Tras dos años de trabajo y la instalación de 450 colmenas de abejas en zonas de distribución de oso pardo (Ursus arctos) y urogallo (Tetrao urogallus) en Asturias, se ha demostrado la relación directa existentes entre estas especies y la producción de arándanos (Vaccinium mirtillos) y majuelos (Crataegus monogyna).

El Fondo para la Protección de los Animales Salvajes (FAPAS) junto con la Fundación Biodiversidad presenta mañana, 3 de julio, los resultados del estudio científico Proyecto de Recuperación de la Abeja y reforzamiento de la polinización en la Cordillera Cantábrica, en el Auditorio-Palacio de Congresos Príncipe Felipe, situado en Oviedo.

En el acto se mostrará la relación existente entre la capacidad polinizadora de las abejas con las especies emblemáticas de la Península anteriormente citadas. Este estudio representa una nueva herramienta de conservación que debería tenerse en cuenta dentro de los planes de conservación españoles para estas especies presentes en la Cordillera Cantábrica.

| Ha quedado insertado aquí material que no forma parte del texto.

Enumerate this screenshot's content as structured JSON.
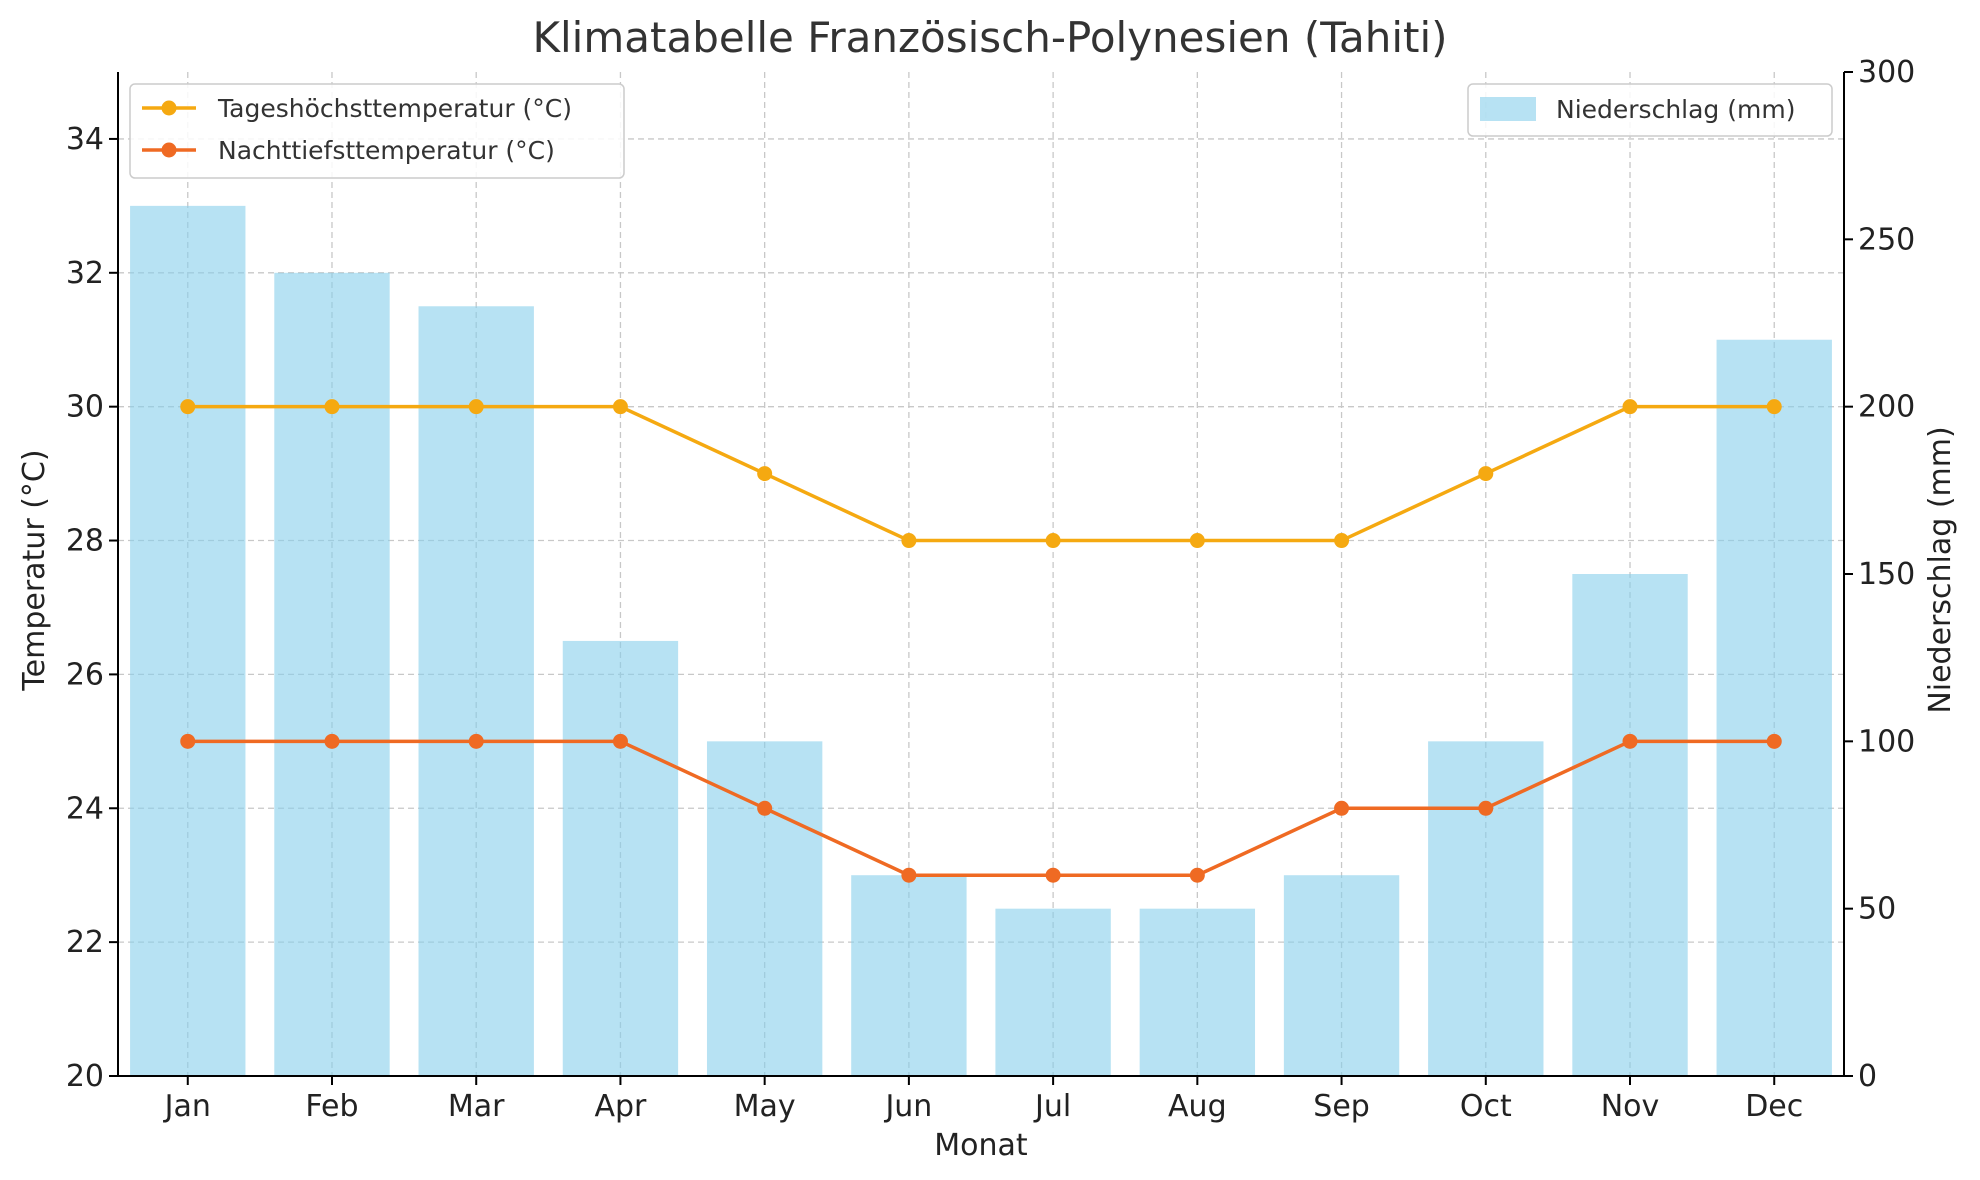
{
  "chart_data": {
    "type": "bar",
    "title": "Klimatabelle Französisch-Polynesien (Tahiti)",
    "xlabel": "Monat",
    "ylabel": "Temperatur (°C)",
    "ylabel_right": "Niederschlag (mm)",
    "categories": [
      "Jan",
      "Feb",
      "Mar",
      "Apr",
      "May",
      "Jun",
      "Jul",
      "Aug",
      "Sep",
      "Oct",
      "Nov",
      "Dec"
    ],
    "ylim": [
      20,
      35
    ],
    "ylim_right": [
      0,
      300
    ],
    "yticks": [
      "20",
      "22",
      "24",
      "26",
      "28",
      "30",
      "32",
      "34"
    ],
    "yticks_right": [
      "0",
      "50",
      "100",
      "150",
      "200",
      "250",
      "300"
    ],
    "grid": true,
    "series": [
      {
        "name": "Niederschlag (mm)",
        "type": "bar",
        "axis": "right",
        "color": "#87ceeb",
        "values": [
          260,
          240,
          230,
          130,
          100,
          60,
          50,
          50,
          60,
          100,
          150,
          220
        ]
      },
      {
        "name": "Tageshöchsttemperatur (°C)",
        "type": "line",
        "axis": "left",
        "color": "#f5a911",
        "values": [
          30,
          30,
          30,
          30,
          29,
          28,
          28,
          28,
          28,
          29,
          30,
          30
        ]
      },
      {
        "name": "Nachttiefsttemperatur (°C)",
        "type": "line",
        "axis": "left",
        "color": "#ef6a23",
        "values": [
          25,
          25,
          25,
          25,
          24,
          23,
          23,
          23,
          24,
          24,
          25,
          25
        ]
      }
    ],
    "legend_left_placement": "upper-left",
    "legend_right_placement": "upper-right"
  }
}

Aumento de un 80% de producción

Donde tras la instalación de 454 colmenas distribuidas en 48 estaciones de polinización, se ha constatado un aumento de un 80% en la producción de arándano silvestre, del cual se alimentan tanto osos como urogallos, con respecto a zonas no influenciadas por la presencia de abejas melíferas.

Beneficio económico y ambiental

Las colmenas dedicadas a la apicultura han sido concedidas a apicultores y particulares de zonas oseras y urogalleras, donde además del beneficio económico que aporta la producción de miel, asegura la proliferación de uno de los principales alimentos para estas especies catalogadas en peligro de extinción.